Implications of the findings
Watts argues that nothing can change and no interventions can be created without a better understanding of the actual problem. “All of the attention focused on social media algorithms looks somewhat overblown in light of these findings,” he says. “Millions of people in America consume a lot of Fox and not very much of anything else. If Fox is serving up propaganda and misleading content, that seems like a bigger thing to worry about to me than Facebook’s newsfeed algorithm. What we’re trying to say is, ‘Look over here.’”

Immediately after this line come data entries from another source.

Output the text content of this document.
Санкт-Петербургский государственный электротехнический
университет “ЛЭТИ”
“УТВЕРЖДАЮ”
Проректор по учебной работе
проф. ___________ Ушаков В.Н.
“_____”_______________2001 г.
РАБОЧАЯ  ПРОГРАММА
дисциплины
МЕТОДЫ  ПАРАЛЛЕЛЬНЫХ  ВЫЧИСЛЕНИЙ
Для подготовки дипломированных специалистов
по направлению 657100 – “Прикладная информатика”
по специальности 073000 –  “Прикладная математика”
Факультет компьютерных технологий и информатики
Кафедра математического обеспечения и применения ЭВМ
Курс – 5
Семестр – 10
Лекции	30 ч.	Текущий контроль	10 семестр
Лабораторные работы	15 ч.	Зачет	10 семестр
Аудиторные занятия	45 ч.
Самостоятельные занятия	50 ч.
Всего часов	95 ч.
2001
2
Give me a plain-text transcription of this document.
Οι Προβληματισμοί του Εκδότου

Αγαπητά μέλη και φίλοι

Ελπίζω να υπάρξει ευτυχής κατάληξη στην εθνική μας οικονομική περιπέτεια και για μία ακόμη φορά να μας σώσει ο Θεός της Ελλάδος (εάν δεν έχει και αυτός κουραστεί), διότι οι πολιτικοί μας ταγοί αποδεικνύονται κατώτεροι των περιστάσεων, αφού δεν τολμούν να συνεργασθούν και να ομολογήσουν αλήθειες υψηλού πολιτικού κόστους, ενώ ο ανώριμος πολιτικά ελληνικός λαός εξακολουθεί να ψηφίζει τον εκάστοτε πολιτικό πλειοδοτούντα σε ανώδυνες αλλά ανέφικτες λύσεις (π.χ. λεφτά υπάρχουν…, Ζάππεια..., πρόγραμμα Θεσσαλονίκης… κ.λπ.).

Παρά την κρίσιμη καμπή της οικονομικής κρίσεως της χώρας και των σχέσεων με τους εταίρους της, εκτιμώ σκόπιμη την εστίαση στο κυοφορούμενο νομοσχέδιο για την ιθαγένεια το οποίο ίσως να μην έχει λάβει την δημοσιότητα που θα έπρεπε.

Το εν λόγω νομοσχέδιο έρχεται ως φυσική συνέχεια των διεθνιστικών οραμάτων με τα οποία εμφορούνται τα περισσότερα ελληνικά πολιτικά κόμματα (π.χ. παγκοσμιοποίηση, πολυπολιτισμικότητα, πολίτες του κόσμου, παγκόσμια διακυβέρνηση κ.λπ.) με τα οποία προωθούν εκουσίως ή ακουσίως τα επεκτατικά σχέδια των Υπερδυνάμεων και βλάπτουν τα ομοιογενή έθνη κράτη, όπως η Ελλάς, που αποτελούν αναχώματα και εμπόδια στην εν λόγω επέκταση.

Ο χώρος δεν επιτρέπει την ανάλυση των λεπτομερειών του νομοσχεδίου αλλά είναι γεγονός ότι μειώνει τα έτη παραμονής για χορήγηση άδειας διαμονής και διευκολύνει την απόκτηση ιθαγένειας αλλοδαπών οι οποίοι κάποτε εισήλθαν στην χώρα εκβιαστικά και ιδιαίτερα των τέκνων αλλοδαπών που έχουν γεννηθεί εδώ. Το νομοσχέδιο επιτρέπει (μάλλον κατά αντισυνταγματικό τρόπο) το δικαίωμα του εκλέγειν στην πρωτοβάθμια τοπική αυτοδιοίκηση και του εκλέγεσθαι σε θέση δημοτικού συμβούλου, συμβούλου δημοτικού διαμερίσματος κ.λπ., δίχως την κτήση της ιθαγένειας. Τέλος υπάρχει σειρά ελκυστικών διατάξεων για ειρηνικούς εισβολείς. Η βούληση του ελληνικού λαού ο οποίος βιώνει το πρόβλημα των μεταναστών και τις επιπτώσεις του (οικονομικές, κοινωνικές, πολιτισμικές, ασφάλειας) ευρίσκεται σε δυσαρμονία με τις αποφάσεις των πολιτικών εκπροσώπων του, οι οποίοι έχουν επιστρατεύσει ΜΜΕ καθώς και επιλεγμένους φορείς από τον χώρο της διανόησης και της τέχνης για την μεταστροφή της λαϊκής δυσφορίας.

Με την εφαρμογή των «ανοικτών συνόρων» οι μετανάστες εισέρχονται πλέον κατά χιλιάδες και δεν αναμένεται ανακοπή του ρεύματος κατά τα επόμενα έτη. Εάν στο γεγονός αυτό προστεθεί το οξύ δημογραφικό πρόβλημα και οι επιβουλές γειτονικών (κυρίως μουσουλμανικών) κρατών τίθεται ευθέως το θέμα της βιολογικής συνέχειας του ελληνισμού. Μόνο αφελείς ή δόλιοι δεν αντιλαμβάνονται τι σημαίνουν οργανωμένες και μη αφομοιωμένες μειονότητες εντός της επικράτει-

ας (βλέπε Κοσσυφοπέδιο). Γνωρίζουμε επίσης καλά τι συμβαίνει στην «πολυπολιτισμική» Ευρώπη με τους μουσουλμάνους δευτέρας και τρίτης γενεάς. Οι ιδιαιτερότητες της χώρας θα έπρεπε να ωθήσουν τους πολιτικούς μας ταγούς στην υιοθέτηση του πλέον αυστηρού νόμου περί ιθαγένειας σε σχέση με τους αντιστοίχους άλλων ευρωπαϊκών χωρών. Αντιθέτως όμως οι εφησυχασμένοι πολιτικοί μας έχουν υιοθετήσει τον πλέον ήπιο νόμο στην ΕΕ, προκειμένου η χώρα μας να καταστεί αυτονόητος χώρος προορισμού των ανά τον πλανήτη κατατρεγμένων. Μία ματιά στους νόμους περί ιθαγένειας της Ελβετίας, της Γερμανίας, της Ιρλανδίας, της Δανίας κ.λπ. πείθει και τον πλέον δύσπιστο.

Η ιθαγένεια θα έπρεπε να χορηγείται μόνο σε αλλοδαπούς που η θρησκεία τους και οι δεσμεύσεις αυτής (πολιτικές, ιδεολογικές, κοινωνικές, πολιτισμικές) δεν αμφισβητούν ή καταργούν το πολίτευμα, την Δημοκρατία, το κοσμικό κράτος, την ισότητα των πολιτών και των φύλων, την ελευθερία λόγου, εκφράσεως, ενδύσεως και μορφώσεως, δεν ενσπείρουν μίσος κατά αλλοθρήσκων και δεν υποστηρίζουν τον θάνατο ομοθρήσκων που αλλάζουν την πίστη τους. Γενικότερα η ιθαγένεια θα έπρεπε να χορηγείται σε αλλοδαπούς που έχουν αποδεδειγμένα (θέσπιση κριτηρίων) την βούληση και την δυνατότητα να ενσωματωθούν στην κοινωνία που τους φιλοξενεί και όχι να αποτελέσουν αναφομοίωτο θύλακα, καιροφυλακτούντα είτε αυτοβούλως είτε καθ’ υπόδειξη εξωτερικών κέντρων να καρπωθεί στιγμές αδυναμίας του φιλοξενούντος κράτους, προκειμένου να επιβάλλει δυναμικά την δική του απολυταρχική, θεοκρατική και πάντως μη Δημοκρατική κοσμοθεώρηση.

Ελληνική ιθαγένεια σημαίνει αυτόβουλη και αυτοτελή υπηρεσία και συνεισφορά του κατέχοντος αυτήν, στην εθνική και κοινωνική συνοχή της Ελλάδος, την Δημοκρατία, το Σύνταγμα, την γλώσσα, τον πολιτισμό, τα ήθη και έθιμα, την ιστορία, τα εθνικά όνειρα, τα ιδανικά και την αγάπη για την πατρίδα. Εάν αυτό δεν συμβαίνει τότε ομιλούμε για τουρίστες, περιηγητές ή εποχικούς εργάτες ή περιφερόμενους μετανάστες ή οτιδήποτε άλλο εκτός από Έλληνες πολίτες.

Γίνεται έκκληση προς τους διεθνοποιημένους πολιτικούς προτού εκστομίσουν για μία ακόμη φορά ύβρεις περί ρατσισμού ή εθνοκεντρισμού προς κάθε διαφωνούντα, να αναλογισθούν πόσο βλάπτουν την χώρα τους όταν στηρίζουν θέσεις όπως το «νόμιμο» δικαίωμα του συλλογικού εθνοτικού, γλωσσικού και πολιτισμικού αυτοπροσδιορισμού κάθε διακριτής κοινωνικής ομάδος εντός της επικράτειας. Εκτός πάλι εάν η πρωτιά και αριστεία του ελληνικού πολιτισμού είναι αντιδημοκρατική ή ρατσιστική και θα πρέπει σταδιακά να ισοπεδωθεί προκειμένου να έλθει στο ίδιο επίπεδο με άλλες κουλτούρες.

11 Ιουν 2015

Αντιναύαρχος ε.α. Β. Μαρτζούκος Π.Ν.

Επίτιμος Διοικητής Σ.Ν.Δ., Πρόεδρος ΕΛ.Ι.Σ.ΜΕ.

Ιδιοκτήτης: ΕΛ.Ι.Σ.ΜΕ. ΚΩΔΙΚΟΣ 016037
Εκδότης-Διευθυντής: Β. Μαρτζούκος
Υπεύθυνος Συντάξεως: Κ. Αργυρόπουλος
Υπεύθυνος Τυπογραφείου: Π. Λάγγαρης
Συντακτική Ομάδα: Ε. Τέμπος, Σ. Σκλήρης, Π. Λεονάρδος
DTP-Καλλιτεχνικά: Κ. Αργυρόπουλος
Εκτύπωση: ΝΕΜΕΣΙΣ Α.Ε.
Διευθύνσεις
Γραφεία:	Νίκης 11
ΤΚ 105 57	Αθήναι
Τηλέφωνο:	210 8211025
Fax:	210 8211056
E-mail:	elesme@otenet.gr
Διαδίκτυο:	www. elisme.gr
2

That doesn’t mean ignoring social media altogether; 4% of the American population still equates to millions of people.
Yet Watts and his colleagues see that as a small number, relatively speaking. “Seventeen percent is a lot bigger than 4%, and 17% of the population is a pretty substantial voting bloc. But compared to 100%, even 17% is not a big number. The majority of people in America still get a somewhat balanced portfolio of news.”
In the future, Watts says he hopes to train the spotlight on talk radio and local news, two areas where little research has been done, mostly because they’re challenging to study. “We need a much better way to measure what’s being said in all of these environments and how it’s affecting people’s beliefs,” he says. “We’re saying we should be asking a different question.”
Duncan Watts is the Stevens Penn Integrates Knowledge University Professor at the University of Pennsylvania. He holds faculty appointments in the Annenberg School for Communication, the Department of Computer and Information Science in the School of Engineering and Applied Science, and the Department of Operations, Information, and Decisions in the Wharton School, where he is the inaugural Rowan Fellow. He also runs the Computational Social Science Lab.
Other contributors to the research included Homa Hosseinmardi, an associate research scientist in the Computational Social Science Lab and Annenberg School for Communication doctoral student Baird Howland of Penn; Daniel Muise of Stanford University; and Markus Mobius and David Rothschild of Microsoft Research.
Funding for this research came from Carnegie Corporation and Wharton alum Richard Mack.